Dalia Vidunas hoped the country was past the point of chipping away at abortion rights, but she’s a realist.
As the director of the Equality Health Center in Concord for the past 12 years, she’s seen repeated bills at the state level that sought to restrict a woman’s access to abortion and legislative efforts to restrict funding to clinics like hers that provide abortions.
She has no doubt those efforts will increase if the U.S. Supreme Court overturns Roe v. Wade, leaving it up to states to decide if abortion should be allowed or outlawed.
“We don’t think this will stop,” she said of efforts to roll back reproductive rights in New Hampshire. “We think this will embolden them.”
On Tuesday morning, Gov. Chris Sununu released a statement to assure Granite Staters he would protect abortion rights.
“So long as I am governor, these health care services for women will remain safe and legal,” the statement read.

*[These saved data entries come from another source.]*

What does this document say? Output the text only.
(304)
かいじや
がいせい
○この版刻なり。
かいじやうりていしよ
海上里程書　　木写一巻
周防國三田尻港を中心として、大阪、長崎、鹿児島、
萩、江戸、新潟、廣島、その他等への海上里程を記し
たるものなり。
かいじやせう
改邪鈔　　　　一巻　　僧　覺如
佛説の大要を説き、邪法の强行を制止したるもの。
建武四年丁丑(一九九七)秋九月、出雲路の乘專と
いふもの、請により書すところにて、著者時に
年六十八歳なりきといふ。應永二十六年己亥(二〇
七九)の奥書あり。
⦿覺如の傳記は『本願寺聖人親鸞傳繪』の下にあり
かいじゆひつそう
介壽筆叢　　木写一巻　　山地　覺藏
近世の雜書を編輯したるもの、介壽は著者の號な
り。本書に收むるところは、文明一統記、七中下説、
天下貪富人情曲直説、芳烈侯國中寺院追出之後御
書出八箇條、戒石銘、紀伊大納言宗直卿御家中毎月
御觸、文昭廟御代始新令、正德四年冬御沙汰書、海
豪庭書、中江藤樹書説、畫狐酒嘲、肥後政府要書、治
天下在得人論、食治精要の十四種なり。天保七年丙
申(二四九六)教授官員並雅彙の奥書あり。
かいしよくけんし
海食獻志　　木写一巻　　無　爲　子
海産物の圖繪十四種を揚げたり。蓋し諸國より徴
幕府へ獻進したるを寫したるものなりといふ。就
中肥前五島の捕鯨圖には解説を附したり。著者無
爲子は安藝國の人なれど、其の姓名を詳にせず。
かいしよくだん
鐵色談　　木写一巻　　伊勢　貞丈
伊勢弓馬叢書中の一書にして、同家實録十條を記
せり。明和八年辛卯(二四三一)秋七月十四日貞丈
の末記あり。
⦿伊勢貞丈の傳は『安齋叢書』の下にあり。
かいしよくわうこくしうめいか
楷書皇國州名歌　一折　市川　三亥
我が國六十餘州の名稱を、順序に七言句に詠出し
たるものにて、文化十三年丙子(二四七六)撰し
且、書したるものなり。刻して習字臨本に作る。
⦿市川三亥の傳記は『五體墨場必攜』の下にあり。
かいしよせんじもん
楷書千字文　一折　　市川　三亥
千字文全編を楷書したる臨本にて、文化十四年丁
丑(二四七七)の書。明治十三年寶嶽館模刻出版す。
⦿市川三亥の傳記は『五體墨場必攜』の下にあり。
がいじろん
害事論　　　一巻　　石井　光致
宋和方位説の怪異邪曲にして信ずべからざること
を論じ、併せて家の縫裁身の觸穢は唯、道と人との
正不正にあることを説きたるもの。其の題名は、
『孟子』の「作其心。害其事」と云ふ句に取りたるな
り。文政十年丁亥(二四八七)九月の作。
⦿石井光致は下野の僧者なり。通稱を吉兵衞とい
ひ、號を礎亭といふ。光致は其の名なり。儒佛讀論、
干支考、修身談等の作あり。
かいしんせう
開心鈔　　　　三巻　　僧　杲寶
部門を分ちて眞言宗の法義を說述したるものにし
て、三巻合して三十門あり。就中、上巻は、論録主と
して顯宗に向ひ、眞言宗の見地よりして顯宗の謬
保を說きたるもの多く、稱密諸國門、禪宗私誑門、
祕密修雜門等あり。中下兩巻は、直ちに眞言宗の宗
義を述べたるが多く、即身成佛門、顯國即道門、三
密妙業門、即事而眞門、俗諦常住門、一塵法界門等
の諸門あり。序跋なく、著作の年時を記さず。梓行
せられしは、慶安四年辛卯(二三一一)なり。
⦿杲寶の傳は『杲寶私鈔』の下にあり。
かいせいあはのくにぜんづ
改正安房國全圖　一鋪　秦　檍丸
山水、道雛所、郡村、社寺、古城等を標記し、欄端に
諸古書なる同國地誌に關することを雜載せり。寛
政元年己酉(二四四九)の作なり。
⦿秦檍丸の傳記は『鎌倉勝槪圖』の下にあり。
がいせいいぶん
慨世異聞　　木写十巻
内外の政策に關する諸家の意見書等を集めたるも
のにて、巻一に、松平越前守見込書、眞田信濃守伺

This statement was in line with his longstanding, public stance that he supports abortion rights and is committed to upholding Roe v. Wade.
But for many reproductive rights advocates who have fought anti-abortion legislation session after session, Sununu’s promises were less than reassuring.
Kayla Montgomery, the vice president of public affairs for Planned Parenthood Northern New England, pointed to the governor’s actions last year when he signed a budget that included a ban on abortion that made it illegal to terminate a pregnancy after 24 weeks of gestation.
“To be clear, it was Gov. Sununu who signed New Hampshire’s first abortion ban in modern history just last year,” Montgomery said at a press conference Tuesday morning.
Furthermore, two Democrat-led bills to protect access to abortion care and a Constitutional Amendment that would have made access to abortion a guaranteed right all died in the legislature this session. Other bills were filed to further restrict access to abortion, including House Bill 1080, which would have allowed doctors to refuse to perform abortions and HB 1181, which would have allowed the father of an unborn child to halt a woman’s abortion.
Neither of those bills succeeded, but they represent the types of legislation that is filed year after year in New Hampshire, Vidunas said. Even when legislative attempts to pass a ban on abortion in New Hampshire failed, Republican legislators still found a way.
“I’m not confident New Hampshire won’t get worse,” she said. “We’ve already seen when New Hampshire legislators don’t get their way, they’ll take the back door route.”
Montgomery emphasized that abortions up to 24 weeks of pregnancy are still safe and legal in the United States and patients with appointments scheduled should not cancel their appointments.
“This is an extremely scary time for patients and for providers. There’s a lot of confusion,” she said. “As shocking as this decision and the way this has come out is, it is not a shock to providers that this was coming. Now more than ever we need to pass a law that codifies the right to have an abortion in New Hampshire.”
Sununu publicly supported one bipartisan abortion bill, HB 1909, that clarified New Hampshire’s abortion ban by allowing for exceptions in the case of fatal fetal anomalies after 24-weeks of gestation. That bill is on its way to the governor.
Still, to frame the debate around abortion and health care decisions a little differently, Vidunas had a comparison.
“It’s easier to buy a gun than it is to get an abortion,” she said. “What does that tell you.”
The Supreme Court confirmed the leaked draft was an authentic document but said Tuesday “it does not represent a decision by the court or the final position of any member on the issues in the case.”
Material from the Associated Press was used in this report.